El-Oued - A la une

Le père souhaite une scolarisation normale Un handicapé moteur refusé à l'école



Le père souhaite une scolarisation normale                                    Un handicapé moteur refusé à l'école
Le petit Hicham a huit ans et ne fréquente pas l'école. Son seul « tort » est d'être sain d'esprit, mais sur une chaise roulante et utilise constamment des couches. Le père a frappé à toutes les portes pour l'inscrire dans une école primaire. Le niet lui a été signifié à chaque fois. « Votre fils a besoin d'une école spécialisée », lui a-t-on dit. Prenant son mal en patience, il l'a inscrit dans une école spécialisée privée à Dely Brahim.

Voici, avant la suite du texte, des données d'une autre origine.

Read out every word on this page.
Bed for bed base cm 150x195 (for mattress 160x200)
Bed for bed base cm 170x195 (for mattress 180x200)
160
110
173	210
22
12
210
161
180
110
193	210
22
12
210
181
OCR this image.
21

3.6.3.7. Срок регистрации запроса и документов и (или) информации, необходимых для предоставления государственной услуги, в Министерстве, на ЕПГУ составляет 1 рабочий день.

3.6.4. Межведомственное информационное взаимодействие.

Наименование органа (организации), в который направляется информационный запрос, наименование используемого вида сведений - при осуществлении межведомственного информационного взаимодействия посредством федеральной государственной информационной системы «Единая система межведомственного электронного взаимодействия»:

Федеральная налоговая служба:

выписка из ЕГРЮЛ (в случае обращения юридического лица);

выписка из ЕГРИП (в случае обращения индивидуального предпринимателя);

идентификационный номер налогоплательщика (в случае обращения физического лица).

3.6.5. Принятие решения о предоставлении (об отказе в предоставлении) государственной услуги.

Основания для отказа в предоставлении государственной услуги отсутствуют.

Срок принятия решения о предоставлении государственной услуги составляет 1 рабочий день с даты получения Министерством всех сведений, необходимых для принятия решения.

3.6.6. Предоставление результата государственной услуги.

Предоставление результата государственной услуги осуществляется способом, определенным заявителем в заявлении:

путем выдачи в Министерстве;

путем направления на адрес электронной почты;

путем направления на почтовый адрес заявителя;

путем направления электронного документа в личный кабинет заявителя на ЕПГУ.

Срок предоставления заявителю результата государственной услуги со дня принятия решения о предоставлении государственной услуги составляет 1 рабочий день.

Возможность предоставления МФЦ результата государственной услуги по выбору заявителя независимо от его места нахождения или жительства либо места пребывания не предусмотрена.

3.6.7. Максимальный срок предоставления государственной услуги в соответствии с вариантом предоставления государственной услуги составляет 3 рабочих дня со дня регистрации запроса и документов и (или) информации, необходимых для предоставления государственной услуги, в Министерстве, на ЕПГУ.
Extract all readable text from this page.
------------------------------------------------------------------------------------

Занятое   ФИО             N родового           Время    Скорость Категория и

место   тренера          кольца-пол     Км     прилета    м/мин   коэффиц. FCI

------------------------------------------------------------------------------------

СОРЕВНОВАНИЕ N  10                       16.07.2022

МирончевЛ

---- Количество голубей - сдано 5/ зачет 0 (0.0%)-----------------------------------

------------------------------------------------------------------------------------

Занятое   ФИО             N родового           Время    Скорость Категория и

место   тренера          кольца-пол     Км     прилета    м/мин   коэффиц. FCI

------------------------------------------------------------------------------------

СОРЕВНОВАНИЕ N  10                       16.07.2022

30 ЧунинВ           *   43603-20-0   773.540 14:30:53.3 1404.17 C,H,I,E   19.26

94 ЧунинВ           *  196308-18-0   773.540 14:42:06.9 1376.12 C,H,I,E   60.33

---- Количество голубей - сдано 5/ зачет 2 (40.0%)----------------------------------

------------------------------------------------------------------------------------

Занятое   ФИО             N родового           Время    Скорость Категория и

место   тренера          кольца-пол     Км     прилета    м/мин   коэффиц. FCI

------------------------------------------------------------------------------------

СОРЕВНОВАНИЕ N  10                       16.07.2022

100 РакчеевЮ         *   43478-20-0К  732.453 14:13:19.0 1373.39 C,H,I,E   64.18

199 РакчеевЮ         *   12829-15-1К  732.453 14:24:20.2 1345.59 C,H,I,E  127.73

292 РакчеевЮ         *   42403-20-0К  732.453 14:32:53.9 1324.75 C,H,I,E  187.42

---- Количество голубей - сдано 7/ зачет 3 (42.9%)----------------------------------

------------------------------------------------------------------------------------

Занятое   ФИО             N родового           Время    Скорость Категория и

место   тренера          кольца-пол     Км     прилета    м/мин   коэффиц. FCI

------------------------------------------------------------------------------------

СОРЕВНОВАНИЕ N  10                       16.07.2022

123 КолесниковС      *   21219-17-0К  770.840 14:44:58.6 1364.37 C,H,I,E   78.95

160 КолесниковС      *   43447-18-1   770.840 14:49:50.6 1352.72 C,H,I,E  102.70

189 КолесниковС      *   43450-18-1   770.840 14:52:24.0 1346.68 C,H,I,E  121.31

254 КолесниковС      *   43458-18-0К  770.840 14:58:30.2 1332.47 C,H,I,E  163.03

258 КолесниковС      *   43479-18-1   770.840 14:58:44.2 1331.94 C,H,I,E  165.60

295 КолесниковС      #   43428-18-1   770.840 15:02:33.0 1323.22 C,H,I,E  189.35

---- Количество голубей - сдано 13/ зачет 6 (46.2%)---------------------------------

Mais au bout de quelques mois, le père s'est rendu compte que cette école ne prend pas en charge les enfants sur chaise roulante et les couches ne sont pas changées. « A chaque fin de mois, il faut payer plus de 10.000 dinars, ne pas rouspéter et surtout ne faire aucune remarque sur la prise en charge des enfants, qui laisse à désirer », dira ce papa.Ne baissant pas les bras, ce père courage est allé à Bologhine, dans un centre qui s'occupe des trisomiques. Là aussi, on lui signifie que dans cette institution on ne prend pas en charge le handicap de son enfant. A Bab El-Oued, son fils a été admis dans une école privée pour suivre des cours, deux fois par semaine, juste la demi-journée. « C'était comme une bouffée d'oxygène, mais d'autres problèmes se sont greffés comme le transport, de Ain Benian à Bab El Oued », indiquera le père. Une autre école spécialisée à Ben Aknoun lui a refusé l'accès sous prétexte que son fils n'a pas subi de choc pour être traité dans cet établissement.Un espoir tout de même dans la commune de Ain Benian où réside le petit Hicham. Le P/APC annonce au papa qu'une école spécialisée allait voir le jour. « Mais quand ' Lorsque l'on connaît les lenteurs dans la mise en place des projets », s'est demandé ce père. Une carte de handicapé lui a été remise pour bénéficier de la pension de 3000 dinars mensuels. En attendant, le père de Hichem tente de trouver un peu de temps pour aider son fils à lire et écrire comme un enfant normal. Là encore ce n'est pas suffisant.C'est pour cela qu'il sollicite les autorités compétentes pour inscrire son enfant dans un établissement public. « Sa mère s'occupera de lui changer les couches », souligne-t-il. Désemparé, ne sachant où s'adresser pour une réelle prise en charge, le père est au bout du rouleau. « Moi, aussi, j'ai besoin d'une prise en charge psychologique », confie-t-il. Chômeur, la maman au foyer, il bricole en faisant maints petits boulots pour subvenir aux besoins de sa petite famille. Il a peur pour le devenir de son fils.